Target 8.2: Achieve higher levels of economic productivity

  • This target focuses on achieving economic productivity through diversification and focusing on different economic sectors. The article touches upon this by analyzing the performance of specific sectors. It notes a “slight moderation in the performance of the main groups of economic activities (secondary and tertiary)” and highlights that “secondary activities… remain in negative territory in their annual comparison.” Specifically, it states that the “industrial sector, a secondary economic activity, experienced a monthly contraction of 0.1%, as well as an annual decline of 1%.” This analysis of sectoral performance is directly related to measuring economic productivity.
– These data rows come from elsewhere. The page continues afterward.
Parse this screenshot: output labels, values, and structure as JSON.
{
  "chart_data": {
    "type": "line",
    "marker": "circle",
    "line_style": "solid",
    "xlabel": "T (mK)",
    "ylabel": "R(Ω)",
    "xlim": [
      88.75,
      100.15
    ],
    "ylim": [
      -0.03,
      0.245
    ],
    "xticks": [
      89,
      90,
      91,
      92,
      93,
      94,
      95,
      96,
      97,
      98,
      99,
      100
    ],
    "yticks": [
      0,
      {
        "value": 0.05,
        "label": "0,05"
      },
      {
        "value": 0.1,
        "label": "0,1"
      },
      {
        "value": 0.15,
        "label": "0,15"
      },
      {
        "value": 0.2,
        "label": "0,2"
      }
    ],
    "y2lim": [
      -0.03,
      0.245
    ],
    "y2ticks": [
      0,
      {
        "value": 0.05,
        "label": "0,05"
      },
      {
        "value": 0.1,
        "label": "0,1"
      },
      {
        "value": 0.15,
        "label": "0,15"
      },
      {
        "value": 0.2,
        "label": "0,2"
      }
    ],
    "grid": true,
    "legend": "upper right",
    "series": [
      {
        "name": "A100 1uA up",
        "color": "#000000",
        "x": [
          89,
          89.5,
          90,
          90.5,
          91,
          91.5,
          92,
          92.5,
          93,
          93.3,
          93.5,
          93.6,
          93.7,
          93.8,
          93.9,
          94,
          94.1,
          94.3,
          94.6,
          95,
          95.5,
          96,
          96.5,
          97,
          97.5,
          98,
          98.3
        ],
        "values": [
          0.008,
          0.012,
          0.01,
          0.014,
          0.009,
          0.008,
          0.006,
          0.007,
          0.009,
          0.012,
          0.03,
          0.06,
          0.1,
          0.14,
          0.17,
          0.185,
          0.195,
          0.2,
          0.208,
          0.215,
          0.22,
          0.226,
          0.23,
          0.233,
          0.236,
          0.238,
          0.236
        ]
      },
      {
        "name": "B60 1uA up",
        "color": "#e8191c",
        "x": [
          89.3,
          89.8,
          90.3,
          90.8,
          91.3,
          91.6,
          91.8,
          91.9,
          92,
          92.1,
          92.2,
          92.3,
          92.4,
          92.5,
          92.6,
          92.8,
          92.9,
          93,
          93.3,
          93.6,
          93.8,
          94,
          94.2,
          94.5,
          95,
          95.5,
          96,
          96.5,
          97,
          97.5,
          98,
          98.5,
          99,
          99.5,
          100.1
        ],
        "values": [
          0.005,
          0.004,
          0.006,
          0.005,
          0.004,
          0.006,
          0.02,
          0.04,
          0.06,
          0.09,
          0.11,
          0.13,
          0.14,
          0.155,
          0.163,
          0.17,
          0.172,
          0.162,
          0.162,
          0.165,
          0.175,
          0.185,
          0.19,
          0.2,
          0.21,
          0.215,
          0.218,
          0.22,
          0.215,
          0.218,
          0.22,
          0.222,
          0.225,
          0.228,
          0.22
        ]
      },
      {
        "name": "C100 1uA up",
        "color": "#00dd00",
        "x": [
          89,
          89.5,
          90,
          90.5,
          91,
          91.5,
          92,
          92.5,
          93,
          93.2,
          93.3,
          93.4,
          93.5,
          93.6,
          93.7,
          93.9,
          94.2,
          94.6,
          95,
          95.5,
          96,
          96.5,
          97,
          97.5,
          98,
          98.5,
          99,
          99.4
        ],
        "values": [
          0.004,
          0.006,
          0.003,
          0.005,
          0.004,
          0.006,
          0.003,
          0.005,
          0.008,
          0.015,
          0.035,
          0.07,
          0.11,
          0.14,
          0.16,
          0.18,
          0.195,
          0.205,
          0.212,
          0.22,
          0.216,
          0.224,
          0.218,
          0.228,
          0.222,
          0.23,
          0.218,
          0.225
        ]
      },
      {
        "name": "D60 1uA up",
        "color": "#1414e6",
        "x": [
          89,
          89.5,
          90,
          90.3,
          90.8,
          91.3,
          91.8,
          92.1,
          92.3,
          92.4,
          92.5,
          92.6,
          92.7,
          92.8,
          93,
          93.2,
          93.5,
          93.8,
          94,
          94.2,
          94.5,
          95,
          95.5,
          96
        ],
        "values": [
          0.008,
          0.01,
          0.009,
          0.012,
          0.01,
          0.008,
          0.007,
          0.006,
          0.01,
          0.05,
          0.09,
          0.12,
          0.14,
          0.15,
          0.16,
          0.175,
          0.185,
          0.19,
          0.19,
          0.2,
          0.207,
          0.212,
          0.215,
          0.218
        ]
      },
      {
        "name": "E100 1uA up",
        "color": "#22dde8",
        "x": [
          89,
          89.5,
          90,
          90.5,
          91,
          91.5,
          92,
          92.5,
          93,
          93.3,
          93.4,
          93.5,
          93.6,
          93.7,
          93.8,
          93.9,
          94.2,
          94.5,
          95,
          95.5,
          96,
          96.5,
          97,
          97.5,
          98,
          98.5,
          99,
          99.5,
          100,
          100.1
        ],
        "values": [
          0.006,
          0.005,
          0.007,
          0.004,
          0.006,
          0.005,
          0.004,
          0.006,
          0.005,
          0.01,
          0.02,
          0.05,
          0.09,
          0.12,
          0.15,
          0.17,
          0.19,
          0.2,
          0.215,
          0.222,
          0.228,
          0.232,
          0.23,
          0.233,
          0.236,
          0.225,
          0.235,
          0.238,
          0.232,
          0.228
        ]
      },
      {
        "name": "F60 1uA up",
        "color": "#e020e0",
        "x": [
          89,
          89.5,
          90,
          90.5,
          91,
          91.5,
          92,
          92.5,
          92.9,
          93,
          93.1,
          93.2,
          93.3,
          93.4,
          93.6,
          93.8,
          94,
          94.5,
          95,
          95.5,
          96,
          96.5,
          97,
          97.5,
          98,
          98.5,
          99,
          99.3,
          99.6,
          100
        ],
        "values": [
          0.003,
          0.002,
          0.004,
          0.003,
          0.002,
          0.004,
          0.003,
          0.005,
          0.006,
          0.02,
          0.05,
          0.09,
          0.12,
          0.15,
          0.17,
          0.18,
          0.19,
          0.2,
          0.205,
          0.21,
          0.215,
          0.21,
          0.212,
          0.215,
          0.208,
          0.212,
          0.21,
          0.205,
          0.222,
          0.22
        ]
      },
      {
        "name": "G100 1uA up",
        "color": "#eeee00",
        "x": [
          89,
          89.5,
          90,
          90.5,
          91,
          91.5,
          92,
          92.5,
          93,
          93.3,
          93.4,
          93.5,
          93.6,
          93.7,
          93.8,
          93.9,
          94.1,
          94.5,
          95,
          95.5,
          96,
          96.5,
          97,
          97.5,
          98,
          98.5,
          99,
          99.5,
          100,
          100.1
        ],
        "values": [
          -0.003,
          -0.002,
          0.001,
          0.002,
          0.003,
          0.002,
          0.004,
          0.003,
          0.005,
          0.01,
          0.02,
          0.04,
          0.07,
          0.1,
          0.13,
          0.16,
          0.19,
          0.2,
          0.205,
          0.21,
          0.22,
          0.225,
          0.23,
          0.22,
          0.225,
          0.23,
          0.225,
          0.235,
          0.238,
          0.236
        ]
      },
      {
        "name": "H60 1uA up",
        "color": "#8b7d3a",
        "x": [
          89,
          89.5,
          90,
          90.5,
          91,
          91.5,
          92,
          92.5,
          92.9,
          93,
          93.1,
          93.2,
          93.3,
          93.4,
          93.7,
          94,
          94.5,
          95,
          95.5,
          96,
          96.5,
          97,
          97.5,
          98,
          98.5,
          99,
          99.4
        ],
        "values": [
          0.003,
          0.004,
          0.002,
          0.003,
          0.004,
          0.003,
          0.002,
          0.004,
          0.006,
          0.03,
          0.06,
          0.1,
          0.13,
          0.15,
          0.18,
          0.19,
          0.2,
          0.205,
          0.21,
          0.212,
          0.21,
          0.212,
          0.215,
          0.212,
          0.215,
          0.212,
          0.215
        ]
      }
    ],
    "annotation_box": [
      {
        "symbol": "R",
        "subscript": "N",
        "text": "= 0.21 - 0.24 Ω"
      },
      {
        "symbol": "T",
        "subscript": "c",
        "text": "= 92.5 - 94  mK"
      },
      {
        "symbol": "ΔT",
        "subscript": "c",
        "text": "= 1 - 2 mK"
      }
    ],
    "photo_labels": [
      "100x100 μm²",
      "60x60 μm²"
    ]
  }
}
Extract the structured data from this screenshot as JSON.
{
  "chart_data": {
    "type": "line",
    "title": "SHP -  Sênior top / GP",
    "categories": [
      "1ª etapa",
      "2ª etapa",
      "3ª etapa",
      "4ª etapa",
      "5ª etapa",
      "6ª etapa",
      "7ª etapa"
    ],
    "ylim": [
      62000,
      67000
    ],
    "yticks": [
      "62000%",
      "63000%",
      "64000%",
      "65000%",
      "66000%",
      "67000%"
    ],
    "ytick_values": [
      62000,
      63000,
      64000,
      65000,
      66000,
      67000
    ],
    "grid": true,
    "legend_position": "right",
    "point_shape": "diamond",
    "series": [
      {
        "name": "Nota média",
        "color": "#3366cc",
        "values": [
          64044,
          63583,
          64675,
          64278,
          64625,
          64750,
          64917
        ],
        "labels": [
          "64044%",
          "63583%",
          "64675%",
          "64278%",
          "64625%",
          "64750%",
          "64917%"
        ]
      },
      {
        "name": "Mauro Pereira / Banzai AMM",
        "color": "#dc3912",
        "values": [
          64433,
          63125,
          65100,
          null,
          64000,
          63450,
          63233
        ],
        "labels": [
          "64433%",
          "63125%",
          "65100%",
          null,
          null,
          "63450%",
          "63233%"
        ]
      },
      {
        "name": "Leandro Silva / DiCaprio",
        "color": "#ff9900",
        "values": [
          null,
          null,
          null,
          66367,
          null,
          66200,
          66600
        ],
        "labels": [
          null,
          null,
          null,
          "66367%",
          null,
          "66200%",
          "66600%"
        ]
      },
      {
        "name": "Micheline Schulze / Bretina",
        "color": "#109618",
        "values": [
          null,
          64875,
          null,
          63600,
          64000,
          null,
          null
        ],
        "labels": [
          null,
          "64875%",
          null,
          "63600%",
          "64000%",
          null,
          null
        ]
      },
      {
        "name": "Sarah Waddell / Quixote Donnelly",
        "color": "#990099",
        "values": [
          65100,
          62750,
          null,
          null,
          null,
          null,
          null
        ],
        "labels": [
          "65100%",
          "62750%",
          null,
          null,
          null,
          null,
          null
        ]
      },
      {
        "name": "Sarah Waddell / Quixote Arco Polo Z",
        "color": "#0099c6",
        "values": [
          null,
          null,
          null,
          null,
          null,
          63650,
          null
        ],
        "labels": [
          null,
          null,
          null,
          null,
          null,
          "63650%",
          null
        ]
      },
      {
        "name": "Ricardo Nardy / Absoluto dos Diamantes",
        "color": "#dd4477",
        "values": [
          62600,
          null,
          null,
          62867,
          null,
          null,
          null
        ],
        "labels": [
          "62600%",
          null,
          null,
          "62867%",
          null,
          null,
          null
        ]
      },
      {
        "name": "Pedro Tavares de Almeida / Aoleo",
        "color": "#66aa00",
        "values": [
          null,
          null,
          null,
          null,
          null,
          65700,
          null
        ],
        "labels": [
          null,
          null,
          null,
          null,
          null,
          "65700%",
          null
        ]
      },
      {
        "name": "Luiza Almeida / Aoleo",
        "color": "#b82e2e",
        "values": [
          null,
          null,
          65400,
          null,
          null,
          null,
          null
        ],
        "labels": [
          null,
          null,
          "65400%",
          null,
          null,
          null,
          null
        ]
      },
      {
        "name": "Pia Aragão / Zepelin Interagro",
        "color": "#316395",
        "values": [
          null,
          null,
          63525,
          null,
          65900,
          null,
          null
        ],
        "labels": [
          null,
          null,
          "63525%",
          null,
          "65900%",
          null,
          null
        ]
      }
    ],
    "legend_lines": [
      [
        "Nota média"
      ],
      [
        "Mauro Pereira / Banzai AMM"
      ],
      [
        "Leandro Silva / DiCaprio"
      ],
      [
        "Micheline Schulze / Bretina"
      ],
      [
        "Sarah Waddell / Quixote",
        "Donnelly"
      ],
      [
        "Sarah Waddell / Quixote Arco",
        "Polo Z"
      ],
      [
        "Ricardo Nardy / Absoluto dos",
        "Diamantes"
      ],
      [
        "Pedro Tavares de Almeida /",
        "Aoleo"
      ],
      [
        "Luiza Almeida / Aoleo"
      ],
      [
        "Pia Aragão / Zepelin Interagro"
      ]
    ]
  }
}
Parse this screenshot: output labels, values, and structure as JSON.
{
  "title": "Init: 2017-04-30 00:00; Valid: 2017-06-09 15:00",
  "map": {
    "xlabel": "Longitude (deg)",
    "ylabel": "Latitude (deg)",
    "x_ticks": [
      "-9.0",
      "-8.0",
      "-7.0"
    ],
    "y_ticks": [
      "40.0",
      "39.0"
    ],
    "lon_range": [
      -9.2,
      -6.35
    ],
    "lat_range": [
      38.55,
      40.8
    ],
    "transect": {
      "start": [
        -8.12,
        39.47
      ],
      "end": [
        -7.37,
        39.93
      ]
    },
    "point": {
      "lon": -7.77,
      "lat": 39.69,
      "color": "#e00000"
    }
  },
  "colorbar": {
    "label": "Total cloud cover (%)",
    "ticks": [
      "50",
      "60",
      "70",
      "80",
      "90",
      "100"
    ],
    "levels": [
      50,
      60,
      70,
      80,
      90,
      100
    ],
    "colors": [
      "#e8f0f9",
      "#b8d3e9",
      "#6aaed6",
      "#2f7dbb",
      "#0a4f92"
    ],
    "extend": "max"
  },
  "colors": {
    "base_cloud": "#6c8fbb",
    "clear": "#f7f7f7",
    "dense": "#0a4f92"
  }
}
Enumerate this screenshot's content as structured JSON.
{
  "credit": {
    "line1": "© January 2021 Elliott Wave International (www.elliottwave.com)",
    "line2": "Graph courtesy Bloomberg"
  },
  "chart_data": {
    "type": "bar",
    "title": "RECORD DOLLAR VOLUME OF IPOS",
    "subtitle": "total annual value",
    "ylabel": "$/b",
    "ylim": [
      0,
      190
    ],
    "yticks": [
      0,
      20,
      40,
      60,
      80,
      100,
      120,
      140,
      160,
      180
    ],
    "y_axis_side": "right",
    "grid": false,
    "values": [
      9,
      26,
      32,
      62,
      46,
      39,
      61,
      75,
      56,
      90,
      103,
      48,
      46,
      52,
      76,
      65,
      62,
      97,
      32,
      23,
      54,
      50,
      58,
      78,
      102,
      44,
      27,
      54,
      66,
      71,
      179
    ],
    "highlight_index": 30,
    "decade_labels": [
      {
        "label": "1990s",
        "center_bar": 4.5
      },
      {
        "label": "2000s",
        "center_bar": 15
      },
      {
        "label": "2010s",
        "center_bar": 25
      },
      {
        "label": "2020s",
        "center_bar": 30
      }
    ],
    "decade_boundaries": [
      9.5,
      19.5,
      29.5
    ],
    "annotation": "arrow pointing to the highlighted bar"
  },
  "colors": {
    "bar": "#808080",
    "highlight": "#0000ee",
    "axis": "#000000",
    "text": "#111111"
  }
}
Indicators for Measuring Progress

Indicator 8.1.1: Annual growth rate of real GDP per capita

  • The article provides numerous data points that are components of this indicator. While it doesn’t specify “per capita” growth, it is filled with real GDP growth figures, such as “0.1% annually in July,” a “month-on-month decrease of 0.2% in March,” and quarterly growth of “0.7%.” These statistics are the primary measures used to track progress toward Target 8.1.

Indicator 8.2.1: Annual growth rate of real GDP per employed person

  • Although the article does not mention employment figures, it implies this indicator by discussing the performance and productivity of different economic sectors. The mention of the industrial sector’s “annual decline of 1%” is a direct measure of the output of a major economic activity group. This sectoral performance data is crucial for assessing economic productivity, which is the core of this indicator.

Summary Table of SDGs, Targets, and Indicators

SDGs Targets Indicators
SDG 8: Decent Work and Economic Growth Target 8.1: Sustain per capita economic growth in accordance with national circumstances. Indicator 8.1.1 (Implied): Annual growth rate of real GDP. The article cites multiple GDP figures, such as “0.1% annually,” “-0.1% month-over-month,” and various forecasts (0.4%, 0.3%).
SDG 8: Decent Work and Economic Growth Target 8.2: Achieve higher levels of economic productivity through diversification and innovation. Indicator 8.2.1 (Implied): Annual growth rate of real GDP per sector. The article mentions the performance of “secondary and tertiary” activities and the “annual decline of 1%” in the industrial sector.